We always tell Max that he is the older brother and it’s his job to protect and take care of his younger sister. But when Alexa is old enough, we will let them both know that it’s their job as siblings to take care of and protect each other.

3. Repeat Postive Mantras

Another tip I learned from someone who has three young children that get along fabulously well is to do repeatedly use positive mantras. We tell Max all the time:

  • Alexa loves you.
  • She thinks you’re funny.
  • You make her happy.
  • She loves playing with you.

The hope is that Max will subliminally reciprocate the same feelings if he thinks Alexa feels a certain way. Meanwhile, in reality, she might be completely oblivious to her brother.

4. Do Not Force Sharing

For the most part, Max and Alexa are amazing together. But the trickiest times are when he gets possessive over his things and doesn’t want her to play with his toys. At this point, we don’t force him to share.

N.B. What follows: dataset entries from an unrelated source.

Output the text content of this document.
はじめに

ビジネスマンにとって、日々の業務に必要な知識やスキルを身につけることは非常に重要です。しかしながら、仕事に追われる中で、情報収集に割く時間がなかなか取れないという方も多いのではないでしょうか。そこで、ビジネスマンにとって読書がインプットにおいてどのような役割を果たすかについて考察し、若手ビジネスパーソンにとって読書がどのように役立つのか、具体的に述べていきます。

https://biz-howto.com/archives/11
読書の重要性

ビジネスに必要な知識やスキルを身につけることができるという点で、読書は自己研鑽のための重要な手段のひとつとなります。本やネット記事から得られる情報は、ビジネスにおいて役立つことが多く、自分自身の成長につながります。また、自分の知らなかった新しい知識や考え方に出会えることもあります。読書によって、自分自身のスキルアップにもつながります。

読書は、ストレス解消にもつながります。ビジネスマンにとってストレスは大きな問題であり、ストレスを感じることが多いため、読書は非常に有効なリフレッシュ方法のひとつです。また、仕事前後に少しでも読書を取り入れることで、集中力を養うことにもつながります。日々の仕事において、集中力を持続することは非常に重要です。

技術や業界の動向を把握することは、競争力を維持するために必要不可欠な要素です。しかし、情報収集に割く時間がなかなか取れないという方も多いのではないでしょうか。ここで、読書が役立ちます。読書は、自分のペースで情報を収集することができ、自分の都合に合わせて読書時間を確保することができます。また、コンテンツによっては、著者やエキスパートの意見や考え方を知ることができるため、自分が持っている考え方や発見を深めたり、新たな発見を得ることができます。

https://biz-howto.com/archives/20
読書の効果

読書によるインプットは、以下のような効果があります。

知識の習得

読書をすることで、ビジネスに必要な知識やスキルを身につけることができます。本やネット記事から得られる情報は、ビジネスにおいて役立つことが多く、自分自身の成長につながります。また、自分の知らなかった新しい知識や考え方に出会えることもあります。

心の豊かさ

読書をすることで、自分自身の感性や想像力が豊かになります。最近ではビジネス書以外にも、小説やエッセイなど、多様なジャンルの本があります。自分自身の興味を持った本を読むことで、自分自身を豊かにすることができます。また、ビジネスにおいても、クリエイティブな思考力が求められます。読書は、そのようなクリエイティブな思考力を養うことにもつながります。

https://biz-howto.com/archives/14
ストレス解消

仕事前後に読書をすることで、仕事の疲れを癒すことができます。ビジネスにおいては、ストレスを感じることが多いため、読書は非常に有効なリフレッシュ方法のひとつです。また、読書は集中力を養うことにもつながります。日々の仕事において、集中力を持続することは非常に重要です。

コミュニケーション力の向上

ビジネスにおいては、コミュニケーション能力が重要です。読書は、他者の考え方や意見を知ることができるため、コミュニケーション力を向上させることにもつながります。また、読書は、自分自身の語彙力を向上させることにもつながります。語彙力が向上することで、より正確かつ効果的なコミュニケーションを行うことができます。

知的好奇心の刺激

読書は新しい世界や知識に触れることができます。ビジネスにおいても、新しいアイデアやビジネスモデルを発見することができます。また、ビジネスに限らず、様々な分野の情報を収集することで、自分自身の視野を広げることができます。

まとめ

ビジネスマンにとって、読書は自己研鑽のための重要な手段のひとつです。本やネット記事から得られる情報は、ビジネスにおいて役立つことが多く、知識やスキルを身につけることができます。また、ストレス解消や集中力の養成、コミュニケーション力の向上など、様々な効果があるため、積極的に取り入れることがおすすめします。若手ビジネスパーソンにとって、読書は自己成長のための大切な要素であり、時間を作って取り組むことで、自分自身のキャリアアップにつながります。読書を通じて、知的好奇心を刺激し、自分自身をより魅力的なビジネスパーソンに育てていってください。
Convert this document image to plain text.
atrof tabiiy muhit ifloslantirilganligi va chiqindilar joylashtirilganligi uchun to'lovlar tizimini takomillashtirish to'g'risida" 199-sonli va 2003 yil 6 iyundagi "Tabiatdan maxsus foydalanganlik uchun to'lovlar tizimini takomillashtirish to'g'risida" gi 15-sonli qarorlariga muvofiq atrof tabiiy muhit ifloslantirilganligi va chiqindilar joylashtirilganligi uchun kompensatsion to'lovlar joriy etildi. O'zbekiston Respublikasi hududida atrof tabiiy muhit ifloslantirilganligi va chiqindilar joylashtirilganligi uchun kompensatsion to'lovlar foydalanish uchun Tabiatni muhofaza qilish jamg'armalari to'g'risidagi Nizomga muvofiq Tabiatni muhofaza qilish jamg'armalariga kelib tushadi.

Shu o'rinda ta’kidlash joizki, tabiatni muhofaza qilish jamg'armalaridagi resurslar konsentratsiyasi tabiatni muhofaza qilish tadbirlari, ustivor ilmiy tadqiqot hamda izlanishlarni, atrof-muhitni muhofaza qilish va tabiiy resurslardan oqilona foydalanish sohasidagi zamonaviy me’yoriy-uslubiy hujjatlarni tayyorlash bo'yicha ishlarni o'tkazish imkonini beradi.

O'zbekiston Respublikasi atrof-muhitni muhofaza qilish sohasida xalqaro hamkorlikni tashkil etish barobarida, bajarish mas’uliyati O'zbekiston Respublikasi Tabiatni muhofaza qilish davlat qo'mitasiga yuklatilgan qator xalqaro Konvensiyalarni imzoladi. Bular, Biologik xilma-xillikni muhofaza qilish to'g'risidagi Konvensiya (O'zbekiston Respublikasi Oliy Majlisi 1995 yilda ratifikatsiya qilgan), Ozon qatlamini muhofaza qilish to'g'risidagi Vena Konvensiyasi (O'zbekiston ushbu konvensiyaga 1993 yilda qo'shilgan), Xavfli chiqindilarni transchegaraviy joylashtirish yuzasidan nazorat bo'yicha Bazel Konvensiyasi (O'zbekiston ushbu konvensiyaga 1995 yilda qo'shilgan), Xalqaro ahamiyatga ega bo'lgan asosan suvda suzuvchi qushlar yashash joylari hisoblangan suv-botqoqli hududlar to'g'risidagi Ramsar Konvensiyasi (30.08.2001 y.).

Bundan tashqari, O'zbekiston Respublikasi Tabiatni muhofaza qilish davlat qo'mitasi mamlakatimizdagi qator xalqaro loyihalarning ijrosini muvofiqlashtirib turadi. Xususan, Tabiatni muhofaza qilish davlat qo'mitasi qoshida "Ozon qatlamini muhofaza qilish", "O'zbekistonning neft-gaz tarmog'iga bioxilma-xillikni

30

We remind him that he should share his toys because she shares her toys with him. (In the spirit of fairness, whenever Alexa plays with Max’s toys, we ask her to thank him for sharing with her and vice versa.) But if he persists, we do not reprimand him, we simply show her another toy that she can play with.

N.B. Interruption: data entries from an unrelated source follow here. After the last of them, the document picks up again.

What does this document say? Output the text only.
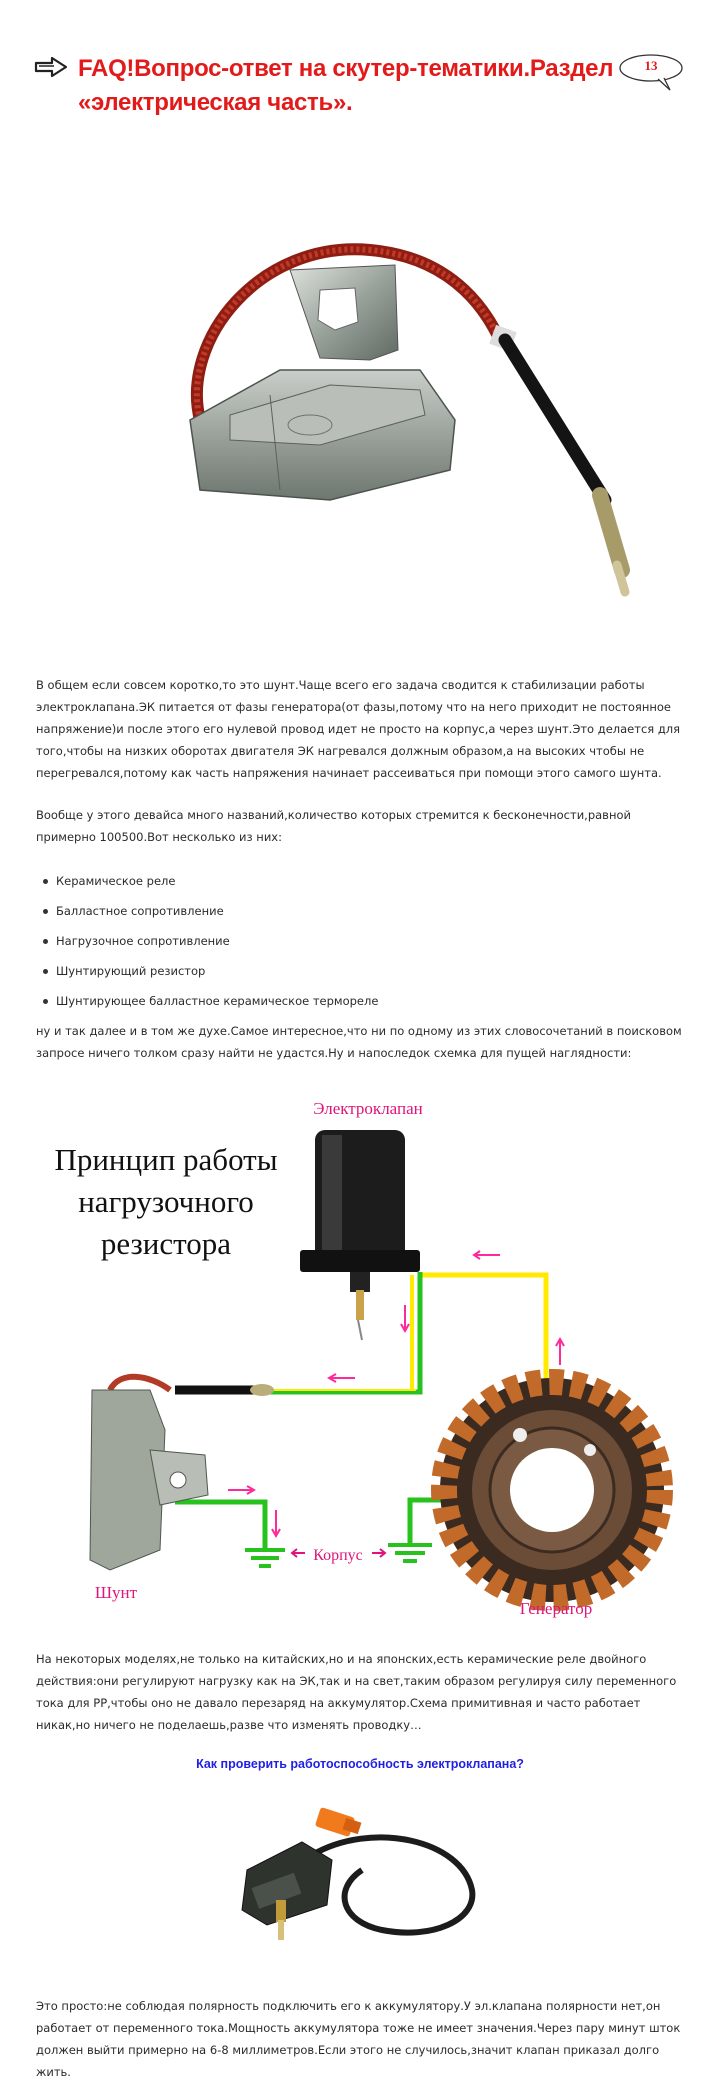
FAQ!Вопрос-ответ на скутер-тематики.Раздел «электрическая часть».
13
В общем если совсем коротко,то это шунт.Чаще всего его задача сводится к стабилизации работы электроклапана.ЭК питается от фазы генератора(от фазы,потому что на него приходит не постоянное напряжение)и после этого его нулевой провод идет не просто на корпус,а через шунт.Это делается для того,чтобы на низких оборотах двигателя ЭК нагревался должным образом,а на высоких чтобы не перегревался,потому как часть напряжения начинает рассеиваться при помощи этого самого шунта.
Вообще у этого девайса много названий,количество которых стремится к бесконечности,равной примерно 100500.Вот несколько из них:
Керамическое реле
Балластное сопротивление
Нагрузочное сопротивление
Шунтирующий резистор
Шунтирующее балластное керамическое термореле
ну и так далее и в том же духе.Самое интересное,что ни по одному из этих словосочетаний в поисковом запросе ничего толком сразу найти не удастся.Ну и напоследок схемка для пущей наглядности:
Принцип работы
нагрузочного
резистора
Электроклапан
Корпус
Шунт
Генератор
На некоторых моделях,не только на китайских,но и на японских,есть керамические реле двойного действия:они регулируют нагрузку как на ЭК,так и на свет,таким образом регулируя силу переменного тока для РР,чтобы оно не давало перезаряд на аккумулятор.Схема примитивная и часто работает никак,но ничего не поделаешь,разве что изменять проводку…
Как проверить работоспособность электроклапана?
Это просто:не соблюдая полярность подключить его к аккумулятору.У эл.клапана полярности нет,он работает от переменного тока.Мощность аккумулятора тоже не имеет значения.Через пару минут шток должен выйти примерно на 6-8 миллиметров.Если этого не случилось,значит клапан приказал долго жить.
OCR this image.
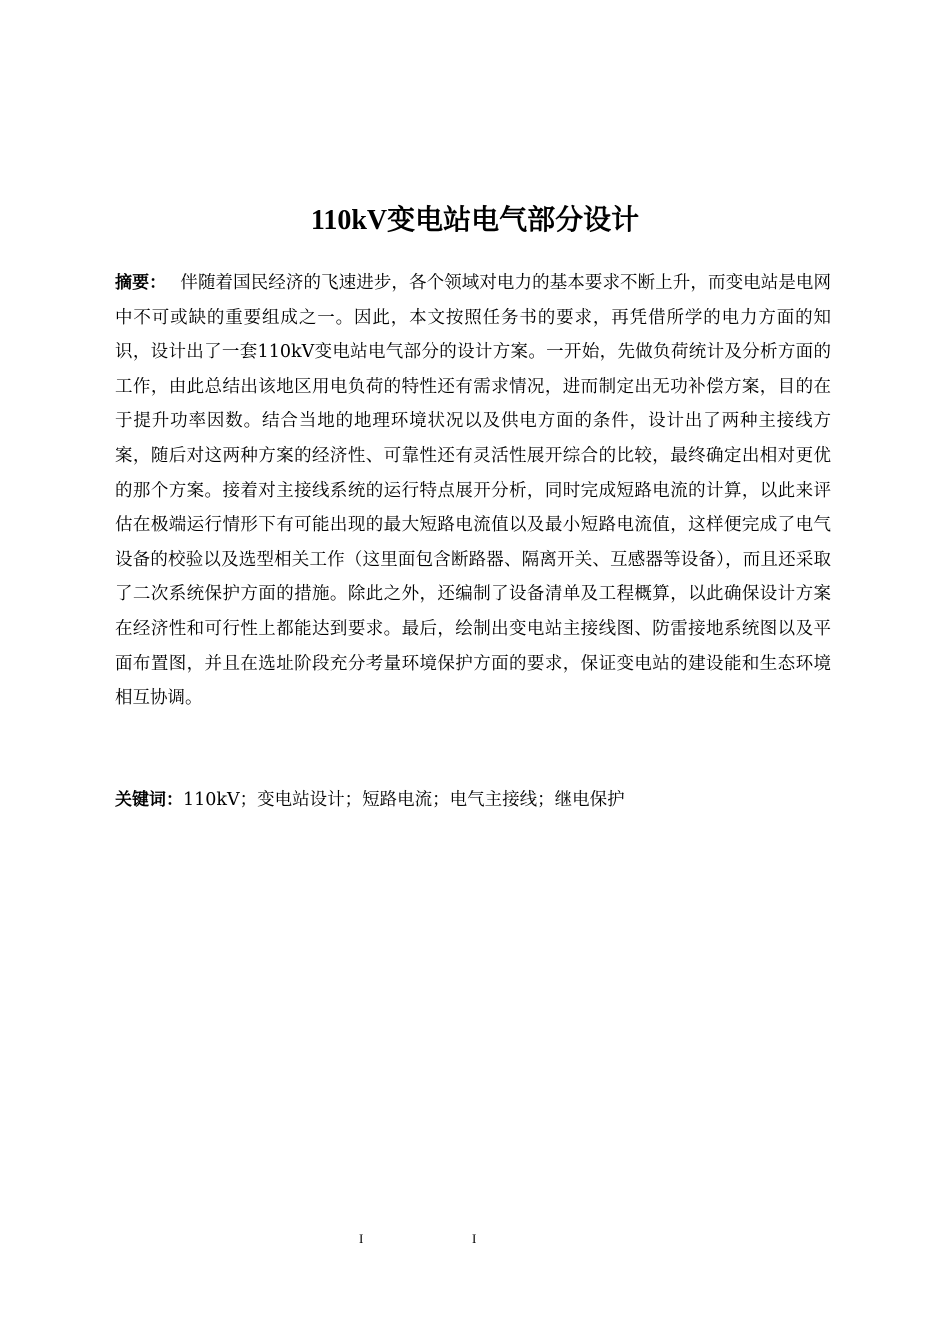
110kV变电站电气部分设计

摘要： 伴随着国民经济的飞速进步，各个领域对电力的基本要求不断上升，而变电站是电网中不可或缺的重要组成之一。因此，本文按照任务书的要求，再凭借所学的电力方面的知识，设计出了一套110kV变电站电气部分的设计方案。一开始，先做负荷统计及分析方面的工作，由此总结出该地区用电负荷的特性还有需求情况，进而制定出无功补偿方案，目的在于提升功率因数。结合当地的地理环境状况以及供电方面的条件，设计出了两种主接线方案，随后对这两种方案的经济性、可靠性还有灵活性展开综合的比较，最终确定出相对更优的那个方案。接着对主接线系统的运行特点展开分析，同时完成短路电流的计算，以此来评估在极端运行情形下有可能出现的最大短路电流值以及最小短路电流值，这样便完成了电气设备的校验以及选型相关工作（这里面包含断路器、隔离开关、互感器等设备），而且还采取了二次系统保护方面的措施。除此之外，还编制了设备清单及工程概算，以此确保设计方案在经济性和可行性上都能达到要求。最后，绘制出变电站主接线图、防雷接地系统图以及平面布置图，并且在选址阶段充分考量环境保护方面的要求，保证变电站的建设能和生态环境相互协调。

关键词：110kV；变电站设计；短路电流；电气主接线；继电保护

I	I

If Max continues to be possessive, we firmly insist that he must allow her to play withsomething but he can choose which toy it is.

5. Give Individual Attention

Before Alexa was born, the only type of attention Max received was individual attention. Now, they are almost always together and he hardly gets any individualized attention. As a result, we pushed Max’s bedtime a little later so that, after we put Alexa to sleep, we can still spend some quality time with him.

Also, Mr. C, being the favorite parent, tries to make Max feel special by having more one-on-one time with Max. He will often take only Max out on small trips and errands. They also have monthly trips to the barber which will be their opportunity to bond going forward.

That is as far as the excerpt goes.